Khan Shaukat, Mafara Emma, Pasipamire Munyaradzi, Spiegelman Donna, Mazibuko Sikhathele, Ntshalintshali Nombuso, Hettema Anita, Lejeune Charlotte, Walsh Fiona, Okello Velephi
Clinton Health Access Initiative (CHAI), Mbabane, Swaziland.
Department of Epidemiology, Ministry of Health, Mbabane, Swaziland.
J Int AIDS Soc. 2017 Aug 29;20(Suppl 6):21756. doi: 10.7448/IAS.20.7.21756.
Rapid diagnostic testing has made HIV diagnosis and subsequent treatment more accessible.
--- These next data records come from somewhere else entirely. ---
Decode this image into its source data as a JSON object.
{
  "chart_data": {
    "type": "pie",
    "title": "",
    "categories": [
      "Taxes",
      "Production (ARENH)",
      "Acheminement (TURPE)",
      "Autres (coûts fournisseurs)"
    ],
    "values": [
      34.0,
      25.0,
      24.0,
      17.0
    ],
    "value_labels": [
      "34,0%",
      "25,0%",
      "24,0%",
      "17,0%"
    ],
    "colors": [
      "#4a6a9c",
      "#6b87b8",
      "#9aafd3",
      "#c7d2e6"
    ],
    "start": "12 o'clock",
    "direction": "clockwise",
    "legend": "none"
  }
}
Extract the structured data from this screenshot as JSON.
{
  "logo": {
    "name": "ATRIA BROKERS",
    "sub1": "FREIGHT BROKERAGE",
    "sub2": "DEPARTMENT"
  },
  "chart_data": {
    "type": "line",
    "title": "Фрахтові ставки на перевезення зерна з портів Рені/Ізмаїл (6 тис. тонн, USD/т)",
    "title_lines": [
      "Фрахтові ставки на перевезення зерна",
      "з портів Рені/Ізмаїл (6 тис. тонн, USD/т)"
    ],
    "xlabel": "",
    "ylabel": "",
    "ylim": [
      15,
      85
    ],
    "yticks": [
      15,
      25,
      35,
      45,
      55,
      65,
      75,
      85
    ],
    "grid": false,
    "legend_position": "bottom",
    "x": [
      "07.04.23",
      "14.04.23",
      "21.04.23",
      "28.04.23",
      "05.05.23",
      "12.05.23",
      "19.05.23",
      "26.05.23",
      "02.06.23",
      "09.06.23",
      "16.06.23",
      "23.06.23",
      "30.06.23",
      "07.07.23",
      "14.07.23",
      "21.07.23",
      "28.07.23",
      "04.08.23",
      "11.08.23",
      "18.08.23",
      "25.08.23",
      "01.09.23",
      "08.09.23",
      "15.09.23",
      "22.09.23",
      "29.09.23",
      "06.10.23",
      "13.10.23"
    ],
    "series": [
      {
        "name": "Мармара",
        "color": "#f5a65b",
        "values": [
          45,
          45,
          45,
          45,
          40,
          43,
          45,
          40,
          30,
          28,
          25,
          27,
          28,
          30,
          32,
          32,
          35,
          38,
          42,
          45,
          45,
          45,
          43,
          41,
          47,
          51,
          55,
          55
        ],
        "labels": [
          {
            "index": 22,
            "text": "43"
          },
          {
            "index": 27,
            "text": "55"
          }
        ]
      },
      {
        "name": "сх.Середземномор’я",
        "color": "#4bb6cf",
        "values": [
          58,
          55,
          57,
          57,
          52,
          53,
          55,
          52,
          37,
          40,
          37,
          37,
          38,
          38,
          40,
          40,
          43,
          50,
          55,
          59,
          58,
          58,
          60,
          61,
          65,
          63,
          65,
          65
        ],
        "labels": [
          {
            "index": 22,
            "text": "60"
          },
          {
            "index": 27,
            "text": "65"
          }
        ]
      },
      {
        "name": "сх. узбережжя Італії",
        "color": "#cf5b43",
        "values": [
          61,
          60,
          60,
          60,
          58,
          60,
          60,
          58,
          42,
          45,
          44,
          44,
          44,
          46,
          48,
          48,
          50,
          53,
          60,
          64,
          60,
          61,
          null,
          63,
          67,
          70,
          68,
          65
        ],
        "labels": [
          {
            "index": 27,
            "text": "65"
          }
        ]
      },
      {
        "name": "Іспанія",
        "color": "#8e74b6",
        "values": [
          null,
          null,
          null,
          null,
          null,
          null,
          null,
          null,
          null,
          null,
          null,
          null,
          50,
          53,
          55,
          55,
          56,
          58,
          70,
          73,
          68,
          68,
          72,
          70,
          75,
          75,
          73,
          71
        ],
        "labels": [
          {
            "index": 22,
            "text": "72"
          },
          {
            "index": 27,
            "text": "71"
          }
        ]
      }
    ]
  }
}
However, multiple factors, including improper implementation of testing strategies and clerical errors, have been reported to lead to HIV misdiagnosis. The World Health Organization has recommended HIV retesting prior to antiretroviral therapy (ART) initiation which has become pertinent with scaling up of Early Access to ART for All (EAAA). In this analysis, misdiagnosed clients are identified from a subgroup of clients enrolled in EAAA implementation study in Swaziland.
The subgroup to assess misdiagnosis was identified from enrolled EAAA study clients, who had an undetectable viral load prior to ART initiation between September 1, 2014 and May 31, 2016. One hundred and five of 2533 (4%) clients had an undetectable viral load prior to initiation to ART (pre-ART). The HIV status of clients was confirmed using the Determine HIV 1/2 and Uni-Gold HIV 1/2 rapid tests performed serially as recommended by the national testing algorithm. The status of clients on ART was additionally confirmed by fourth-generation HIV Ag/Ab combo tests, Architect and Genscreen Ultra.
Fourteen of the 105 (13%) clients were false positive (HIV negative) on confirmation testing, of whom five (36%) were still in pre-ART care, while nine (64%) were in ART care. Overall, proportion of false positive was 0.6% (14/2533). The false-positive clients had a median CD4 of 791 cells/ml (interquartile range (IQR): 628, 967) compared to 549 cells/ml (IQR: 387, 791) for true positives (HIV positive) ( = 0.0081) and were nearly 20 years older ( = 0.0008).
Overall 0.6% of all enrolled EAAA clients were misdiagnosed, and 64% of misdiagnosed clients were initiated on ART. With adoption of EAAA guidelines by national governments, ART initiation regardless of immunological criteria, strengthening of proficiency testing and adoption of retesting prior to ART initiation would allow identification of misdiagnosed clients and further reduce potential of initiating misdiagnosed clients on ART.
快速诊断检测使艾滋病毒诊断及后续治疗更加便捷。然而,据报道,包括检测策略实施不当和文书错误在内的多种因素会导致艾滋病毒误诊。世界卫生组织建议在开始抗逆转录病毒治疗(ART)之前进行艾滋病毒复检,随着“让所有人尽早获得抗逆转录病毒治疗”(EAAA)的推广,这一点变得至关重要。在本分析中,从斯威士兰参与EAAA实施研究的一组特定客户中识别出误诊客户。
从参与EAAA研究的客户中确定用于评估误诊情况的特定客户组,这些客户在2014年9月1日至2016年5月31日期间开始接受抗逆转录病毒治疗之前病毒载量检测不到。2533名客户中有105名(4%)在开始抗逆转录病毒治疗(ART前)之前病毒载量检测不到。按照国家检测算法的建议,连续使用Determine HIV 1/2和Uni-Gold HIV 1/2快速检测来确认客户的艾滋病毒感染状况。此外,通过第四代艾滋病毒抗原/抗体联合检测、Architect和Genscreen Ultra来确认接受抗逆转录病毒治疗的客户的状况。
105名客户中有14名(13%)在确认检测中为假阳性(艾滋病毒阴性),其中5名(36%)仍处于ART前护理阶段,而9名(64%)正在接受抗逆转录病毒治疗。总体而言,假阳性比例为0.6%(14/2533)。假阳性客户的CD4中位数为791个细胞/毫升(四分位间距(IQR):628,967),而真阳性(艾滋病毒阳性)客户的CD4中位数为549个细胞/毫升(IQR:387,791)(P = 0.0081),且假阳性客户年龄大近20岁(P = 0.0008)。
在所有参与EAAA的客户中,总体有0.6%被误诊,且64%的误诊客户开始接受抗逆转录病毒治疗。随着各国政府采用EAAA指南,无论免疫标准如何都开始进行抗逆转录病毒治疗,加强能力验证并在开始抗逆转录病毒治疗之前采用复检,将能够识别误诊客户,并进一步降低误诊客户开始接受抗逆转录病毒治疗的可能性。